Once the decision to invest in a PV has been made, the next question is how to discover the best option among the wide range of solutions currently being marketed in Portugal.
To find the most suitable PPR for each investor, several factors must be taken into account. One of the advantages of PPR in the form of a fund is the fact that it is possible to find solutions with different levels of risk that make it possible to adapt to any investor profile.
The maximum share of shares in a PPR is initially associated with potential profitability. A PPR with a higher proportion of equities against bonds will therefore generally yield a higher average long-term return than a PPR with a smaller proportion of equities. As with all investments, the expected return is directly related to risk/volatility. In order to have greater profitability, the risk level of the associated portfolio will generally be higher.
When analyzing returns across all risk profiles, according to the Portuguese Association of Investment Funds, Pensions and Heritage (APFIPP), Optimize PPR Aggressive was the most profitable last year, ending the year at 18.26% of appreciation. This PPR is managed by Optimize Investment Partners, a Portuguese manager that is becoming increasingly popular in Portugal due to the returns achieved and various awards from national and international institutions.
Secure the next tax benefit
As we can see, investing in PPR has several advantages that are unparalleled in financial investments, which you should take advantage of as soon as possible. Don’t wait until the last days of the year, register or strengthen your PPR and guarantee up to 400 euros in the next IRS now.
 The legal conditions provided for, which can be consulted in more detail in Decree-Law No. 158/2002, legal regime of the PPR, of old-age retirement from 60 years and use for the payment of mortgage loans for owner-occupied real estate, assume that 5 years have passed since the subscription date.
 The Optimize PPR Agressivo fund was the most profitable in terms of risk level in Portugal in 2021, according to data released by APFIPP with a reference date of 12/31/2021. Profitability disclosed represents past data and is not a guarantee of future profitability.
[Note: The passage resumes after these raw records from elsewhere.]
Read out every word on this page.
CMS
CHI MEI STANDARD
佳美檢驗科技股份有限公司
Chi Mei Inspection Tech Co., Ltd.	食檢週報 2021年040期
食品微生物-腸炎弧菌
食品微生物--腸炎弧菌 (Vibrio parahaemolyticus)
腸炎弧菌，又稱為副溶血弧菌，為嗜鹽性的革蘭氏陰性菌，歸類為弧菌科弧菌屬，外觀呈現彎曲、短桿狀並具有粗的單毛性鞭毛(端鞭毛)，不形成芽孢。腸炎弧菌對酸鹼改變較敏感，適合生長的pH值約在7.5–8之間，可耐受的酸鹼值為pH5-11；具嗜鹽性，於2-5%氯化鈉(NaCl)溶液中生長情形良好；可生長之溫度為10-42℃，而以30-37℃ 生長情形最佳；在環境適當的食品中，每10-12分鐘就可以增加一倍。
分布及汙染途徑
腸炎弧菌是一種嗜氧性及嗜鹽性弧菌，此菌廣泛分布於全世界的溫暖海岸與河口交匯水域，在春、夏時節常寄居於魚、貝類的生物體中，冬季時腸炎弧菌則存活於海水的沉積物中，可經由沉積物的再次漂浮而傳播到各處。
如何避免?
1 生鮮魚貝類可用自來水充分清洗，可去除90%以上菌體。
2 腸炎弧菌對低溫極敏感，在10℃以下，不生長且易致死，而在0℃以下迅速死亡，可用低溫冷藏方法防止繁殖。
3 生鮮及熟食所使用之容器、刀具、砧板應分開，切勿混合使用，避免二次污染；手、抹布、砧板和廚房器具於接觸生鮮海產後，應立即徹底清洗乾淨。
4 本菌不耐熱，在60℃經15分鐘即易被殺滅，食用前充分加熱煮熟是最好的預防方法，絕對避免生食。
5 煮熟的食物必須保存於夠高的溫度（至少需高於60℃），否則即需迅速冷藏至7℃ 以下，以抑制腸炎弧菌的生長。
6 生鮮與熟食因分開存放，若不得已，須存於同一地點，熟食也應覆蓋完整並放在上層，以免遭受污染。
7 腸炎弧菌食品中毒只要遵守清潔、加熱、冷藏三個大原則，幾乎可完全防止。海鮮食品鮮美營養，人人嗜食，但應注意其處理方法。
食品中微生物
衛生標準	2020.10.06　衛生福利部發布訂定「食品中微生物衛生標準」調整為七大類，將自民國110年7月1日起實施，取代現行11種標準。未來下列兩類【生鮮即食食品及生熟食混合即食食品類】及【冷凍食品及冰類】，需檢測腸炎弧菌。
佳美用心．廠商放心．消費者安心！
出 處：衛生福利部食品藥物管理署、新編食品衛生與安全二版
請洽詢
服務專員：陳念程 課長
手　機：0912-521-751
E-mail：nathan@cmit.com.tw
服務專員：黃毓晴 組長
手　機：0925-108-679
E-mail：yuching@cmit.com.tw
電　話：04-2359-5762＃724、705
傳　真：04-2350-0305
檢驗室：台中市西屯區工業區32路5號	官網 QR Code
The value of the units may increase or decrease depending on the risk level, which varies between 1 (minimum risk) and 7 (maximum risk). The funds managed by Optimize are securities investment funds, whose full prospectuses and IFI are available from the marketing entities. Said returns are exclusive of management and deposit costs, audit costs and supervision costs. The amounts disclosed are implicitly subject to tax payable by the collective investment undertaking and the investor is responsible for paying any taxes on capital gains. Investing in the collective investment undertaking may entail the loss of the invested capital. The published annualized profitability measures, calculated on the basis of a period of more than one year, would only be obtained if the investment was made over the entire reference period.